Waldbrände Gran Canaria in Flammen
Aus Rache hat ein entlassener Waldarbeiter die Pinienwälder der Urlaubsinsel angezündet. Die Feuerwehr ist im Dauereinsatz, Häuser und Campingplätze wurden geräumt
Der bislang größte Waldbrand in der Geschichte Gran Canarias hat bereits eine 3500 Hektar große Fläche mit Pinien und Eukalyptusbäumen auf der Kanaren-Insel vernichtet. Bis zum Sonntag konnten vier der ursprünglich fünf Feuerfronten eingedämmt werden, wie die Behörden mitteilten. Temperaturen um die 40 Grad, große Trockenheit und starker Wind erschweren jedoch die Löscharbeiten.
Ursache des Feuers war Brandstiftung: Die Polizei nahm einen Forstarbeiter fest, der gestand, das Feuer aus Wut über seine bevorstehende Entlassung gelegt zu haben. Sein Vertrag lief Ende September aus. Als der 37-Jährige die Ausmaße des Brandes sah, alarmierte er selbst die Feuerwehr.
«Es ist eine Umweltkatastrophe bislang ungekannten Ausmaßes», sagte Inselratspräsident José Miguel Pérez. Das Feuer war am Freitag in mehr als 1000 Metern Höhe nahe Tejeda im Zentrum der Insel ausgebrochen. Angesichts der Witterungsverhältnisse breiteten sich die Flammen rasch aus und erfassten auch das Inagua-Naturreservat.
Zahlreiche Dörfer und Campingplätze mussten evakuiert werden, mehr als 100 Einwohner und Urlauber wurden in Sicherheit gebracht. Rund 200 Feuerwehrleute, Helfer und Soldaten der Armee kämpften gegen die Flammen. Auch zehn Löschhubschrauber waren im Einsatz.

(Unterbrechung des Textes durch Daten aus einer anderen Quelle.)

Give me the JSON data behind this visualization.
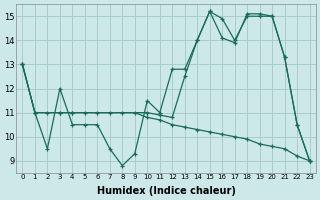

Einige von ihnen wurden von der kleineren Kanaren-Insel La Gomera abgezogen, wo ein Brand in der Umgebung des Garajonay-Nationalparks mehr als 100 Hektar Wald vernichtete. Bis zum Sonntag konnte das Feuer unter Kontrolle gebracht werden. Wegen des Brandes mussten etwa 60 Einwohner aus mehreren Dörfern im Zentrum der Insel ihre Häuser verlassen.
Den rund 100 Feuerwehrleuten und Helfern gelang es jedoch, die Flammen mit Hilfe eilig angelegter Brandschneisen aufzuhalten. Der Garajonay-Nationalpark, der wegen seiner einzigartigen Regen- und Lorbeerwälder zum Weltnaturerbe der UNESCO gehört, blieb verschont. Die Ursache dieses zweiten Feuers blieb zunächst unbekannt.